И мне оставалось только подтвердить, что они были со мной любезны. Я не посмел даже упомянуть про их небрежность к моим документам. Я умолчал и о том, что они были любезны сверх меры. Так или иначе, но любезны.
— Вот видите! — с жаром воскликнул Рихман, — Но не стоит из-за этого так бледнеть. Вот, держите. — Из взятой с полки бутылки он налил мне в большую рюмку чего-то крепкого, кажется рябиновки, и я одним глотком ее выпил, а Рихман продолжал: — Вы же не единственный, с кем они играют. Власть играет со всеми нами. Только не всегда так прозрачно. Учтивость власти, ее стремление к законности, ее моральность — это всего только игра. Вам двадцать семь лет. Разве вы этого еще не разглядели? Власть не желает быть ни учтивой, ни законной, ни моральной. Власть желает властвовать. И оставаться у власти. Самодержец, сенат, департаменты, министры, коллегии, комитеты — все только для этого и существует. Их суета и их косность — в той мере, в какой требуется, — все только для этого. А если власть иногда делает вид, что желает чего-то другого, то это или обман, или забава. Одно из двух.

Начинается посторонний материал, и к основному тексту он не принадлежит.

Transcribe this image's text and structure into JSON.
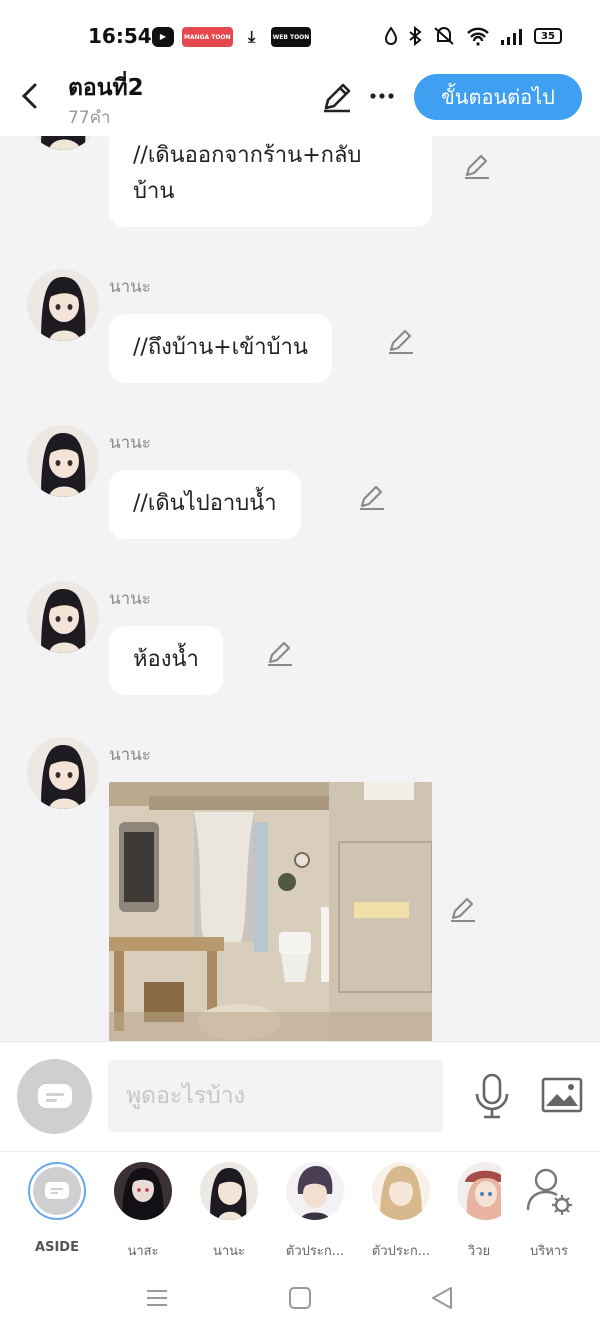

Я сделал последнюю попытку. Я воскликнул:
— Послушайте, господин Рихман, я приведу вам пример из вашей собственной области: императрица дозволила в прошлом году новую фармакопею. Вы сами об этом мне говорили. Так что же, этот акт — тоже забава?
— Отчего же? — согласился аптекарь. — Это совсем не забава.
— Так что же, обман? — спросил я победоносно.
— Обман! — крикнул аптекарь еще победоноснее.
— То ость как?
— Ибо вы уже обмануты! Вы верите, что это был акт просвещенной гуманности. А я ведь вам говорил: сперва она была дана только для военных госпиталей. Это во-первых. А если ее и распространят на аптеки, так все равно для того же самого. Вовсе не для того, чтобы лучше лечить народ. Это только первое звено в цепи. А цепь неминуемо такая: лучше леченный народ, — значит, здоровее рекруты, сильнее армия, прочнее власть. Так что по нашей классификации и новая фармакопея обман. Желаете привести еще примеры?
Я понял, что даю себя провоцировать, и все же пошел на это:
— А указы императрицы о развитии образования…
— Обман! — закричал Рихман. — Неужели вы верите, что власти нужны образованные люди an und fur sich?![41] Ей нужны более образованные, следовательно, более ревностные исполнители повелений. Любое образование, несущее с собой что-нибудь иное — сомнения, критику, реформистские идеи, она мгновенно пресекает. А вы обратили внимание: государыня переписывается с Вольтером. А распространен ли Вольтер в России? Госпожа Тизенхаузен читает Руссо — вы сами мне об этом говорили, — а какая нам от этого польза? Только вред. Потому что теперь над нами парит гарпия, читавшая Руссо. И мы понимаем, что никакой Руссо не поможет нам против ее произвола. Так что и указы о развитии образования относятся к категории «обман». А третий пример — то, что господа, власть предержащие, сделали с вами в Вайвара. Это не было даже обманом. Просто изысканная плоская шутка. И ничем другим это и не могло быть.